Drs. Zhang and Sun used data from the Canadian Longitudinal Study on Aging (CLSA), a representative sample of over 50,000 Canadians and one of the largest and most comprehensive datasets on health and aging. The researchers compared the likelihood of needing formal and informal care, and the amount of care needed, across sixteen distinct chronic conditions in people 45 years of age and older.
The researchers found that multiple sclerosis (MS), Parkinson’s disease, memory problems, and stroke were the chronic conditions requiring the most formal and informal care in both women and men.
Overall, women were more likely to receive care and received more hours of at-home care than men.
However, for some diseases, the difference in the amount of care used between people living with and without a chronic condition was much greater in men compared to women. In other words, men generally used less at-home care but the jump in usage related to living with a chronic condition was more severe in men, compared to women.

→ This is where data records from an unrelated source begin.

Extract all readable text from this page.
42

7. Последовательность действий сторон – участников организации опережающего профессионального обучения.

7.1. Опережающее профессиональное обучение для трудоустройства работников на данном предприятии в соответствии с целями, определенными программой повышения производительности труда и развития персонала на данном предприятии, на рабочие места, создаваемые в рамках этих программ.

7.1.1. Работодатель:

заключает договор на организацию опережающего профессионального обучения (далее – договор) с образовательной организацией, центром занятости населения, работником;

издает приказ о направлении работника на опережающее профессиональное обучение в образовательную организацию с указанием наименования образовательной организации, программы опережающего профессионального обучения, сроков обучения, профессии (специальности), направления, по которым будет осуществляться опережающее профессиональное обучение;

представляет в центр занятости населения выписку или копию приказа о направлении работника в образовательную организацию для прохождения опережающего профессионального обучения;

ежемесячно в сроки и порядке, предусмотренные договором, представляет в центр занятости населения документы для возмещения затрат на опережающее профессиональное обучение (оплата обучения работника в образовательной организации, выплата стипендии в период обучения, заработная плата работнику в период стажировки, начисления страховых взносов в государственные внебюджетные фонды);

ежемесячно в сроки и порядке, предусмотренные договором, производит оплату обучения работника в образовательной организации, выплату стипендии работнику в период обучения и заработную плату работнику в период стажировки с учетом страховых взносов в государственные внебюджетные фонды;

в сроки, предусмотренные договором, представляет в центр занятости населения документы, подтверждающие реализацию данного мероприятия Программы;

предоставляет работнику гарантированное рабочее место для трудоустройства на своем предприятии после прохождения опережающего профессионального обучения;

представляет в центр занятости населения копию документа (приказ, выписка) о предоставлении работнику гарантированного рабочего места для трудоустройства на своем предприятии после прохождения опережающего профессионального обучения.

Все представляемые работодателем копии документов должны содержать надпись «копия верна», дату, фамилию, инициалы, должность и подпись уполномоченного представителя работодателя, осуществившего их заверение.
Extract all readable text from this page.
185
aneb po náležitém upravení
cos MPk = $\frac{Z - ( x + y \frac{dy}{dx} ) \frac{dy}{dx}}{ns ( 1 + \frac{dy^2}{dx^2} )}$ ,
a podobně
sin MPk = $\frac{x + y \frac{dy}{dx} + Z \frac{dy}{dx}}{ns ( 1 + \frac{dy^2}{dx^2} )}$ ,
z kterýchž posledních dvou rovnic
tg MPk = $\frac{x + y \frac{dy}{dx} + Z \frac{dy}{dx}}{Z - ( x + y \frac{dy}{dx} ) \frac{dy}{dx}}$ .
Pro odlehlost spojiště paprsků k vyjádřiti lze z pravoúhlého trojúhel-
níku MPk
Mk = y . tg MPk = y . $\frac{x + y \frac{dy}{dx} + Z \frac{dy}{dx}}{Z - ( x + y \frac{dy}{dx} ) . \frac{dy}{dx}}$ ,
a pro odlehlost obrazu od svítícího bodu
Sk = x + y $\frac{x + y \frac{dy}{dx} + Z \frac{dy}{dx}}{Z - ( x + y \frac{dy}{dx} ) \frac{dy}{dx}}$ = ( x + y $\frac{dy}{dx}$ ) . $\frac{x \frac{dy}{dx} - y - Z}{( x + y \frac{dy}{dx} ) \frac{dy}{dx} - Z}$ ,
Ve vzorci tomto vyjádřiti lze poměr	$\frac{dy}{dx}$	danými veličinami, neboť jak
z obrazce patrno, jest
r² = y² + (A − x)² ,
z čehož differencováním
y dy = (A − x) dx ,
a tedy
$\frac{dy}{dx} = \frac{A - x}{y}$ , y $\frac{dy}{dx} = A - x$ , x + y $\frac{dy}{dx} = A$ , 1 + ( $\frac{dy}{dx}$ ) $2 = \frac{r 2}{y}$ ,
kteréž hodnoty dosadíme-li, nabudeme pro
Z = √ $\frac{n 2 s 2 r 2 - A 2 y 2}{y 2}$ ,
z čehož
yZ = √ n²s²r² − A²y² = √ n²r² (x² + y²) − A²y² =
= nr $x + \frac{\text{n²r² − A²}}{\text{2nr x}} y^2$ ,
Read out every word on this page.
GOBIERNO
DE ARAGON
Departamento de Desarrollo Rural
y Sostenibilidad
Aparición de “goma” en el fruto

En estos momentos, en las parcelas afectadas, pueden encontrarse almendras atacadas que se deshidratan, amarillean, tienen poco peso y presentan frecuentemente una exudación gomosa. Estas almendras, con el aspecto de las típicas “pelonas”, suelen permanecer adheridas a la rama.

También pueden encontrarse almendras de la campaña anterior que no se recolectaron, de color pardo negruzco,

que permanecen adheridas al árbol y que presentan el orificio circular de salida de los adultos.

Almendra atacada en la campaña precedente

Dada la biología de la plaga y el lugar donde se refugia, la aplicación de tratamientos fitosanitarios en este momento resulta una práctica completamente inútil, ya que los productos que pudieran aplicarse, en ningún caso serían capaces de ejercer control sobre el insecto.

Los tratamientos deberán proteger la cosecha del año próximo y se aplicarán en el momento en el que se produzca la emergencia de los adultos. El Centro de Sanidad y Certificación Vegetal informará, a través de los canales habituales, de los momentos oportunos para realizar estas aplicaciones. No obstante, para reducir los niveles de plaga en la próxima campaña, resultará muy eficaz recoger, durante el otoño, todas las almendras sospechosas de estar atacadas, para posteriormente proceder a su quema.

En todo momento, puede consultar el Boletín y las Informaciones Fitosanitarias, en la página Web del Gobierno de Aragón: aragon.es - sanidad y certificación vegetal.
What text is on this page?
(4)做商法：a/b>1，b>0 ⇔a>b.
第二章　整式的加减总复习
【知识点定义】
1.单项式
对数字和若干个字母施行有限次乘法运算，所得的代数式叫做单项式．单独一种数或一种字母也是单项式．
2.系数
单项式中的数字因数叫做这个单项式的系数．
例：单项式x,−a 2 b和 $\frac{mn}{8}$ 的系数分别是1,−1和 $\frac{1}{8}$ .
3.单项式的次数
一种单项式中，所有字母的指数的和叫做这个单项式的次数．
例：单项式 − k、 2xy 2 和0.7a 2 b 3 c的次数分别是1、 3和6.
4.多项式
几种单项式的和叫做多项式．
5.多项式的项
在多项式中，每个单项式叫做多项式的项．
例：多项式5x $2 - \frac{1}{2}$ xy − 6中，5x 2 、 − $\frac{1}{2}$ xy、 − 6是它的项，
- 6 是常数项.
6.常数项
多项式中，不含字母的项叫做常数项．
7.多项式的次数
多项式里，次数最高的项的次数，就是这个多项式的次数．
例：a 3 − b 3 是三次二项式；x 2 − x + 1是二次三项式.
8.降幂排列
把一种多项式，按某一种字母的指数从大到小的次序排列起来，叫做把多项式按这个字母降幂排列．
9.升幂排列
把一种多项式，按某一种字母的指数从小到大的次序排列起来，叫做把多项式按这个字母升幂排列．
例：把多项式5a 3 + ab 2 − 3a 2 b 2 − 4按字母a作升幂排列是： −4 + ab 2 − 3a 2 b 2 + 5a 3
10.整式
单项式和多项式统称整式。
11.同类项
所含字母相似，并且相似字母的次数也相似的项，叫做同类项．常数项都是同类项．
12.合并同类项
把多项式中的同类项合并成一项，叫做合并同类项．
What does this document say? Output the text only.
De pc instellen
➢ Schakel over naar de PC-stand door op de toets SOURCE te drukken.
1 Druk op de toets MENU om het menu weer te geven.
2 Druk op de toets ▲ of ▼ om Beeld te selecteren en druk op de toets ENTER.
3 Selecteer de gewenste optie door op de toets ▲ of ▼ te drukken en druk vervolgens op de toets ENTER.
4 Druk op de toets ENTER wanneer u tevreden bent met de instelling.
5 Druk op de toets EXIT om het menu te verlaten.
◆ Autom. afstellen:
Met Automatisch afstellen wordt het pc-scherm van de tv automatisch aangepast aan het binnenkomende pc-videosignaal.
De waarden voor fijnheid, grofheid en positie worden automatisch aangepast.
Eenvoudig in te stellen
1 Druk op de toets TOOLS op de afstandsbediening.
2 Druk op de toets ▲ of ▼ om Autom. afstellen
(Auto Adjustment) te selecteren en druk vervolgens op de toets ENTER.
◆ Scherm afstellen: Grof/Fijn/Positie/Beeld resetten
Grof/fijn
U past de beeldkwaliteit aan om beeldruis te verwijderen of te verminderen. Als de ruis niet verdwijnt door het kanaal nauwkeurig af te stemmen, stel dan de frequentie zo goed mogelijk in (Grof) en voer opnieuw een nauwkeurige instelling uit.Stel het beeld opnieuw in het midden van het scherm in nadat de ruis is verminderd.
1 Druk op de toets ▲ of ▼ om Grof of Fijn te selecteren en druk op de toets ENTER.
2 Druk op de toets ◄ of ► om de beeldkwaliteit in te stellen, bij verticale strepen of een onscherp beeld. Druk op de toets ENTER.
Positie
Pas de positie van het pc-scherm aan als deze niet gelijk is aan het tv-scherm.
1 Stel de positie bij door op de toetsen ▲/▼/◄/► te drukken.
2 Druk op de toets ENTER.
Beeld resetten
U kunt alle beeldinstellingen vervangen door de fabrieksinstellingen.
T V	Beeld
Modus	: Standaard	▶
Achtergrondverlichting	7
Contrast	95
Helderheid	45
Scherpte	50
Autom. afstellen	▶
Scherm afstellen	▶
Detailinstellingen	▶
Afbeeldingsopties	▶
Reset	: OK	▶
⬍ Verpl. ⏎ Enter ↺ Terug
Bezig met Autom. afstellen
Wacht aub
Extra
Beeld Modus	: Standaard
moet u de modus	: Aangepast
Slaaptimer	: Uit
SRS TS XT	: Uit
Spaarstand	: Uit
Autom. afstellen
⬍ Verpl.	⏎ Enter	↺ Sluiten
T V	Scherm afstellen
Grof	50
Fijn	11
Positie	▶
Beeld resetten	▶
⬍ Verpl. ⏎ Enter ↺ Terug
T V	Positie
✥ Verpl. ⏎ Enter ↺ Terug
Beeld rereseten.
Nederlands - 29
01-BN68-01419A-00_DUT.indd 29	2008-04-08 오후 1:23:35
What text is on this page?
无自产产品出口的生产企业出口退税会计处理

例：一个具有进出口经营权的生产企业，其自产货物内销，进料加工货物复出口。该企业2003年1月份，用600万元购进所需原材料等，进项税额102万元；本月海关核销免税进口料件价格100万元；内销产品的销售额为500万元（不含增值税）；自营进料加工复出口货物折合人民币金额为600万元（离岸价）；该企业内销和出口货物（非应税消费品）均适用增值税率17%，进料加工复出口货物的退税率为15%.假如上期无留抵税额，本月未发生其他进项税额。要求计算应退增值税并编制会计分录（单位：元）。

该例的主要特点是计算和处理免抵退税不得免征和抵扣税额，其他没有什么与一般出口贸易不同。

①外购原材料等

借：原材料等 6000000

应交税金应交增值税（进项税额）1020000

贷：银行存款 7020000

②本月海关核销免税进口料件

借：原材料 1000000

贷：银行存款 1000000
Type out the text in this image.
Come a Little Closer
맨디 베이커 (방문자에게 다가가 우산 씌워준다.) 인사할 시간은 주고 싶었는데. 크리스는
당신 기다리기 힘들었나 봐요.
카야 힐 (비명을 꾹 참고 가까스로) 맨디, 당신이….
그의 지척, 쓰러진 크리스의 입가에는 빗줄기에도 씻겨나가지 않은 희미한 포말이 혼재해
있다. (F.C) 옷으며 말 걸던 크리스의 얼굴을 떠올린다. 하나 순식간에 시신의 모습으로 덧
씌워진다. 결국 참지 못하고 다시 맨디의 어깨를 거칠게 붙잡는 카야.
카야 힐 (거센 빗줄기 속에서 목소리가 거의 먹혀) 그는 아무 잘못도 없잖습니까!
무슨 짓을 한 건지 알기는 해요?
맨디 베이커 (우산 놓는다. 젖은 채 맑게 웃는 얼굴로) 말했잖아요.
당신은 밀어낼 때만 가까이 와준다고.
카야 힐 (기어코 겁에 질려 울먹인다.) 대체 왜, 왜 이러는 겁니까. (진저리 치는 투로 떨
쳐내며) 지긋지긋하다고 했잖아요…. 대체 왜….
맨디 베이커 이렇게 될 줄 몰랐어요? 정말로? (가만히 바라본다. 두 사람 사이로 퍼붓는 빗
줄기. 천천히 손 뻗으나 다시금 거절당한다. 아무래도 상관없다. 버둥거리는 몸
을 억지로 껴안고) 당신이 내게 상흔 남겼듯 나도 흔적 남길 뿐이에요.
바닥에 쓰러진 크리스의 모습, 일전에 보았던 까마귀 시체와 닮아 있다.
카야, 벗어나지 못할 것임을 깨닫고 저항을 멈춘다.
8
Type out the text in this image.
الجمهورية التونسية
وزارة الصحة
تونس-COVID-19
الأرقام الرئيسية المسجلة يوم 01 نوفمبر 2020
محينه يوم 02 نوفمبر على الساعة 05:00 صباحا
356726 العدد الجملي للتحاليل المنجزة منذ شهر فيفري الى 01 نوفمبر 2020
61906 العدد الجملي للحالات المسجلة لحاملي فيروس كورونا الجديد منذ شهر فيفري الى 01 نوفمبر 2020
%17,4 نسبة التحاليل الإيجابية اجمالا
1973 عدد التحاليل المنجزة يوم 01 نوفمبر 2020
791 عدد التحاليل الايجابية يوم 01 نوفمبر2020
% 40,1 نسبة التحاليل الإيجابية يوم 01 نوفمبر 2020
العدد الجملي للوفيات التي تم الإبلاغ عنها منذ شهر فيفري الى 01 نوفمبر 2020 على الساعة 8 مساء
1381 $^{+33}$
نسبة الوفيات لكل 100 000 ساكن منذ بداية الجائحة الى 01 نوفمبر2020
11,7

For example, men living with MS used an average of 152 “extra” hours of at-home formal care per year compared to men without MS — women with MS only used an extra 53 hours.
“These findings have important implications for policy and will help decision-makers recognize the demand for both formal and informal care in our aging population, and allocate resources accordingly” said Dr. Zhang.
The authors also note that the results, which are representative of over 12 million Canadians, can be used as a basis to evaluate cost savings related to the implementation of chronic disease management programs.
Questions remain about the relationship between formal and informal care for different chronic conditions: can one type of care replace the other or should governments support both types? Dr. Zhang and Sun aim to answer these questions in an upcoming publication.
The study was published in PLOS ONE.